プギャーは暗躍するようです。山田編
皇子誘拐から一夜明け、王都の裏通りにある古い廃屋から恐る恐る姿を表した女がいた。
「…追っては来てないようね。」
「ばぁぶー」
背負っている皇子は中華服を掴み、ばぶばぶと泣いていた。自分と皇子を勇者が追ってきているんじゃないかと警戒した春麗は一晩中寝ておらず、目に熊が出来ていた。
「ばぶー!!」
「お腹が空いたのかしら。ここはプギャー様のダミーの廃屋だから何か食べ物を探してみましょう。」
春麗は改めて廃屋を見渡してみる。壁や床には何やら剣で引っ掻いた後があり、周囲には鋳造して直ぐのような鍔が付けて無い生身の剣が散らかっている。
机の上には何やら割れたフラスコやら本などが置かれていた。

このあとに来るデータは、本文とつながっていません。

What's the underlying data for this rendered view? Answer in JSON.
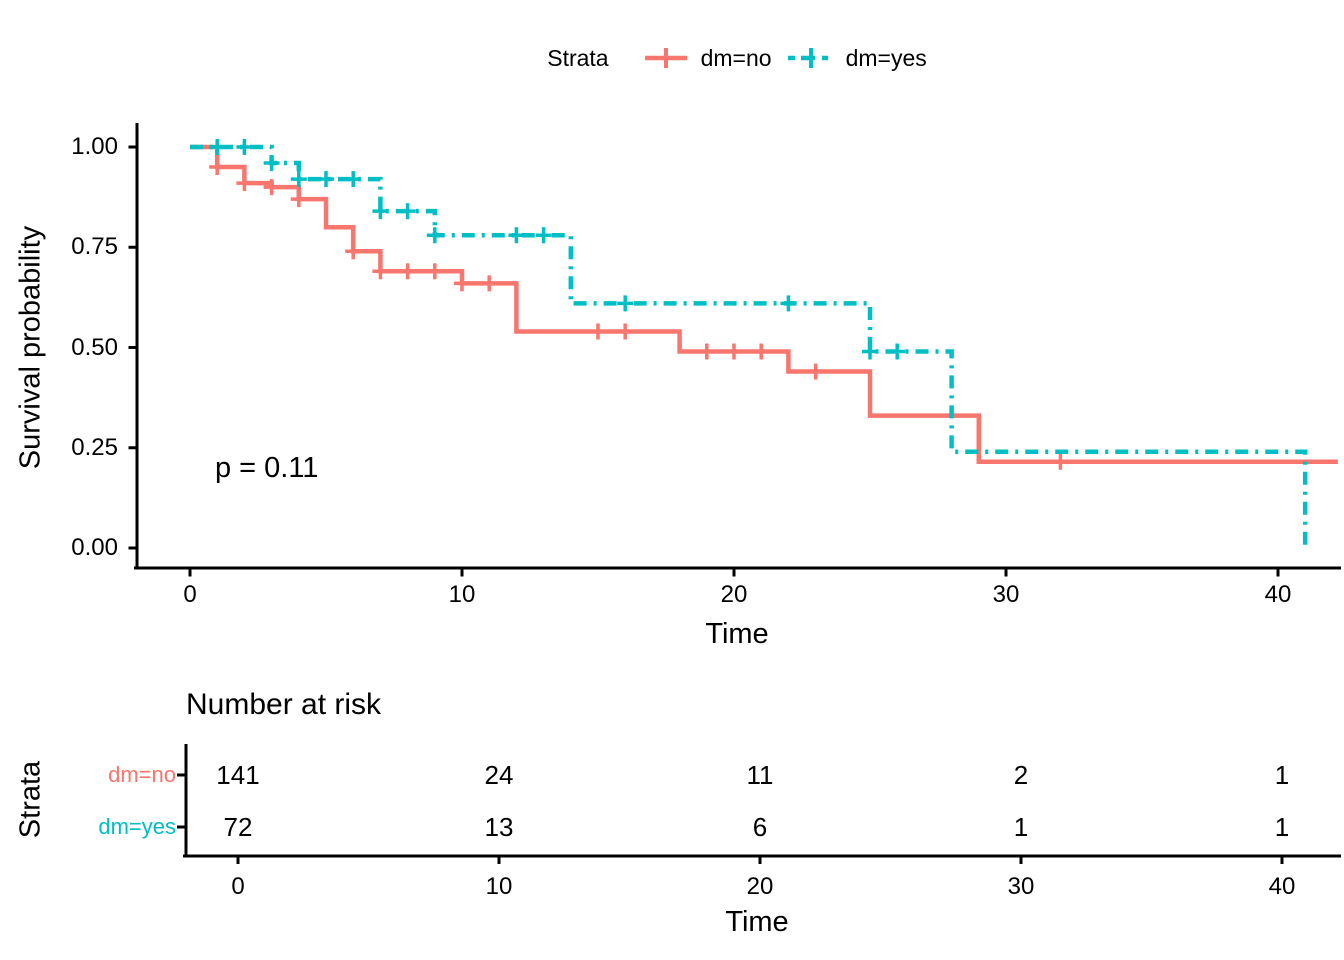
{
  "legend": {
    "title": "Strata"
  },
  "plot": {
    "p_value": "p = 0.11"
  },
  "chart_data": {
    "type": "line",
    "subtype": "kaplan-meier-step-curves",
    "title": "",
    "xlabel": "Time",
    "ylabel": "Survival probability",
    "xlim": [
      0,
      42.2
    ],
    "ylim": [
      0,
      1
    ],
    "grid": "off",
    "legend_position": "top",
    "x_ticks": [
      "0",
      "10",
      "20",
      "30",
      "40"
    ],
    "y_ticks": [
      "1.00",
      "0.75",
      "0.50",
      "0.25",
      "0.00"
    ],
    "p_value": "p = 0.11",
    "series": [
      {
        "name": "dm=no",
        "color": "#F8766D",
        "dash": "solid",
        "end_time": 42.2,
        "steps": [
          [
            0,
            1.0
          ],
          [
            1,
            0.95
          ],
          [
            2,
            0.91
          ],
          [
            3,
            0.9
          ],
          [
            4,
            0.87
          ],
          [
            5,
            0.8
          ],
          [
            6,
            0.74
          ],
          [
            7,
            0.69
          ],
          [
            10,
            0.66
          ],
          [
            12,
            0.54
          ],
          [
            18,
            0.49
          ],
          [
            22,
            0.44
          ],
          [
            25,
            0.33
          ],
          [
            29,
            0.215
          ]
        ],
        "censor_times": [
          1,
          2,
          3,
          4,
          6,
          7,
          8,
          9,
          10,
          11,
          15,
          16,
          19,
          20,
          21,
          23,
          32
        ]
      },
      {
        "name": "dm=yes",
        "color": "#00BFC4",
        "dash": "dashdot",
        "end_time": 41,
        "steps": [
          [
            0,
            1.0
          ],
          [
            3,
            0.96
          ],
          [
            4,
            0.92
          ],
          [
            7,
            0.84
          ],
          [
            9,
            0.78
          ],
          [
            14,
            0.61
          ],
          [
            25,
            0.49
          ],
          [
            28,
            0.24
          ],
          [
            41,
            0.0
          ]
        ],
        "censor_times": [
          1,
          2,
          3,
          4,
          5,
          6,
          7,
          8,
          9,
          12,
          13,
          16,
          22,
          25,
          26
        ]
      }
    ]
  },
  "risk_table": {
    "title": "Number at risk",
    "axis_label": "Strata",
    "xlabel": "Time",
    "x_ticks": [
      "0",
      "10",
      "20",
      "30",
      "40"
    ],
    "rows": [
      {
        "label": "dm=no",
        "color": "#F8766D",
        "counts": [
          "141",
          "24",
          "11",
          "2",
          "1"
        ]
      },
      {
        "label": "dm=yes",
        "color": "#00BFC4",
        "counts": [
          "72",
          "13",
          "6",
          "1",
          "1"
        ]
      }
    ]
  }
}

春麗は本を取り眺めた。
「魔剣大全集…?」
春麗は顔をしかめて、本を戻す。食糧を探す事を優先する。春麗は棚の下の埃が不自然な模様を描いているのに気がつく。
「…隠し扉ね。開けてみましょう。」
春麗が棚を動かすと、下へと続く階段があった。階段の横にはランプが置いてある。角度が急なため、ゆっくりと春麗は降りて行く。そこは二つの部屋があった。。
一つ目の部屋に入ると、目論み通り食糧庫であった。
「なんでこんなに豆があるのよ…」
そこには大量の紙袋があり、全て確めてみたが、中身は全て豆のようであった。
「昨今の豆の高騰は…もしかしたらプギャー様が裏で動いていたのね…」
王都では数年前から豆の高騰が続いていた。
しかし何故、プギャーが豆粒ばかり集めているのかが分からないため頭を傾げた。そしてもう1つの部屋を覗くと、そこは武器庫であった。ハルバード、スティング・スピア、使い捨てのスペル・ブック、大量のショートソード、パラライズ・ランス――――
「まさか…戦争を起こすつもりなの!?」
皇子誘拐から何か事を起こすのは分かりきっていたがそれにしても……王都で何をするつもりでこんな設備を………もしかして王国軍との戦争!?いずれにしろ、かなり用意周到に準備はされていたようだ。
「取り敢えず……豆を磨り潰してみるか…」
春麗は皇子に潰した豆を水に溶かし、与えた。
皇子には歯が無いため、豆はそのままでは食べる事が出来ないためである。取り敢えず、皇子は食べてくれたのだが……また泣き出した。パンツが濡れている。
「オシメの取り替えしようにも、ここには何も無いし…どうしましょう。」
春麗はカメレオン・マントをかぶり、廃屋から出て周りを散策すると、宿屋が見つかった。宿屋の看板には"メシ馬"と書かれている。宿裏に据え置かれた馬舎や、井戸等の近くに目当ての物が見つかった。そこにあったのは冒険者達の服であり、物干し竿につられていた。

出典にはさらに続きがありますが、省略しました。